The nautical theme has been reduced to a corny joke in British seaside architecture, but there's a dignified restraint to it here. The modernist tides of 1930s Europe washed this elegant culture palace up on our shores thanks to an enlightened patron (Earl De La Warr, mayor of Bexhill) and two émigré architects (German Eric Mendelsohn and Chechen Serge Chermayeff). The strong horizontal lines of this 1935 building are reinforced by cantilevered balconies and minimal detailing, and the visual lightness is enabled by a then-radical prefabricated steel-frame and concrete structure.
A majestic crown of thorns or a leaky concrete wigwam, depending on whom you ask, Frederick Gibberd's bold design (completed 1967) successfully translated Christian architectural language into a modern idiom. The trusses of the circular structure evoke gothic flying buttresses, while the circular nave radiates congregational intimacy. Internal highlights include the lantern, with stained glass by John Piper and Patrick Reyntiens, and the cavernous crypt of Edwardian architect Sir Edwin Lutyens' previous, unfinished cathedral design – a taste of what might have been.
A fine illustration of form following function designed and built between 1959 and 1963. You can almost read the separate components from the outside, particularly the jutting lecture halls. But rather than slavishly following modernist tenets, with this building James Stirling and James Gowan led the movement away from its purist roots, into something more eclectic and mindful of the past. The crystalline roofscape of the laboratory block, for example, evokes the warehouses of industrial Britain, while the articulated structure draws on the gothic as much as Le Corbusier.
The Barbican's soaring, sprawling scale speaks of irrepressible utopian ambition. Its designers were young architects Chamberlin, Powell and Bon, who won the competition in 1955 to redevelop a badly bombed area of London – although they would be old or even dead by the time it was finished in 1982. The brutalist treatment has been much maligned, but the concrete is actually of exceptional quality, and the apartments are designed to 140 different floor plans. And despite the maze-like complexity, the scheme was ahead of its time in the creation of a safe, quiet, car-free, pedestrian-friendly mini-town; an urban fortress enclosing oases of culture and calm.
This estate reflects the layout of Le Corbusier's (unbuilt) Ville Radieuse (Radiant City), with its rational layout of giant apartment blocks in wide-open parkland completed in 1959. The ocean liner-like, 11-storey, concrete slab blocks, raised on their slender piloti, were directly inspired by Le Corbusier's Unité d'Habitation in Marseilles, which the London county council architects had recently visited. But there is a mix of housing options here, from 12-storey towers down to single-storey retirement dwellings. Alton East, modelled on Scandinavian public housing, highlights the ideological split in Britain's postwar housing design.
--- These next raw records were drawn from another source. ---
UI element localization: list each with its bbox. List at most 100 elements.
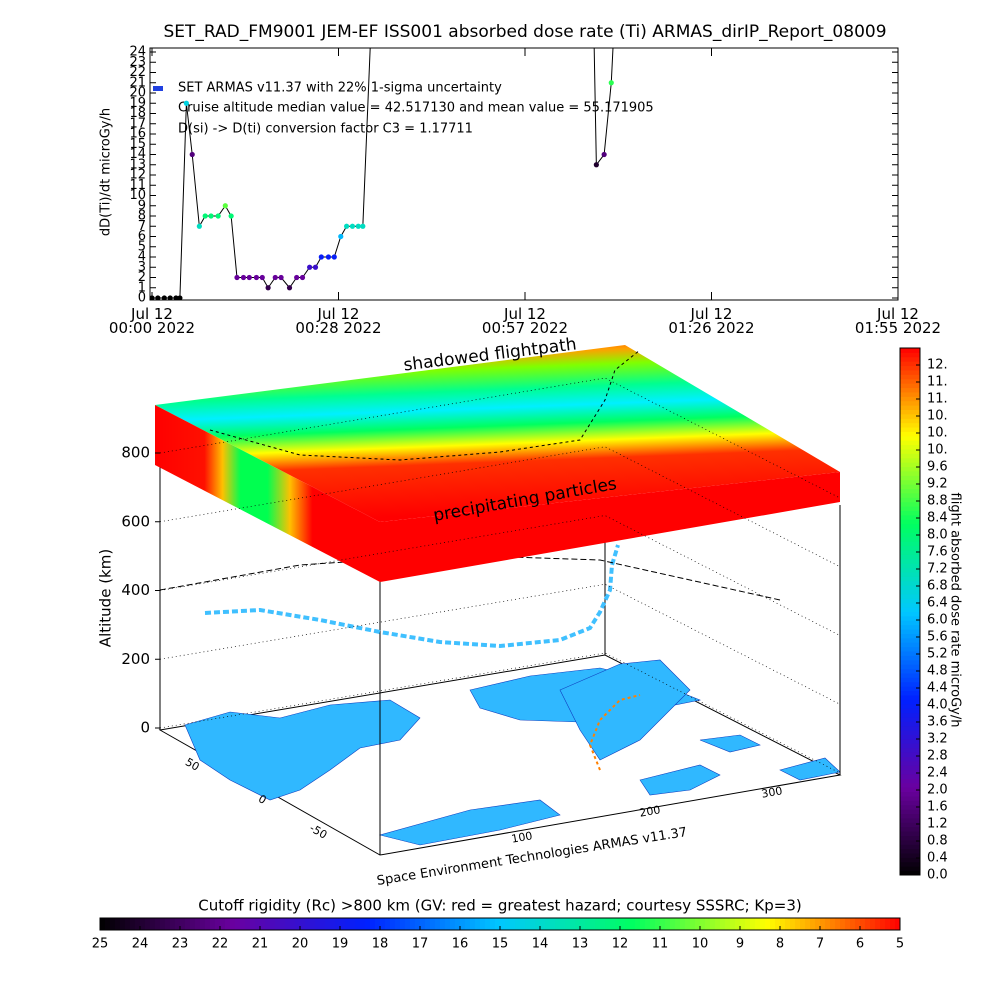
colorbar-cell: [630, 918, 636, 930]
colorbar-cell: [475, 918, 481, 930]
colorbar-cell: [790, 918, 796, 930]
colorbar-cell: [365, 918, 371, 930]
colorbar-cell: [900, 870, 920, 876]
colorbar-cell: [590, 918, 596, 930]
data-line: [152, 48, 614, 299]
colorbar-cell: [900, 453, 920, 459]
colorbar-tick-label: 12: [612, 937, 629, 952]
colorbar-cell: [900, 813, 920, 819]
colorbar-cell: [900, 857, 920, 863]
colorbar-cell: [900, 576, 920, 582]
colorbar-cell: [900, 624, 920, 630]
colorbar-cell: [900, 607, 920, 612]
colorbar-tick-label: 16: [452, 937, 469, 952]
colorbar-cell: [800, 918, 806, 930]
colorbar-cell: [150, 918, 156, 930]
colorbar-tick-label: 8.4: [927, 511, 948, 526]
y-axis-label: dD(Ti)/dt microGy/h: [99, 108, 114, 236]
colorbar-cell: [885, 918, 891, 930]
colorbar-tick-label: 7.6: [927, 545, 948, 560]
flight-path: [204, 544, 620, 649]
data-point: [183, 100, 189, 106]
colorbar-cell: [690, 918, 696, 930]
colorbar-cell: [900, 708, 920, 714]
colorbar-cell: [210, 918, 216, 930]
colorbar-tick-label: 24: [132, 937, 149, 952]
map-land: [184, 659, 841, 846]
data-point: [601, 151, 607, 158]
colorbar-cell: [900, 457, 920, 463]
colorbar-cell: [895, 918, 901, 930]
colorbar-cell: [900, 506, 920, 511]
colorbar-tick-label: 4.0: [927, 698, 948, 713]
colorbar-tick-label: 6.8: [927, 579, 948, 594]
colorbar-cell: [900, 585, 920, 591]
colorbar-cell: [575, 918, 581, 930]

Berthold Lubetkin said he designed London Zoo's most famous structure as a stage set, albeit one better for showing off the properties of concrete than the natural behaviour of penguins (they were moved to a different enclosure in 2003). It's perhaps better viewed as an abstract sculpture. Its dazzling white curves, long openings and slender piloti distil the Corbusian zeitgeist into a delightful folly, and the intertwining spiral catwalks are a brilliant structural conceit – an aviation-inspired double swoop that soars in ways a penguin cannot.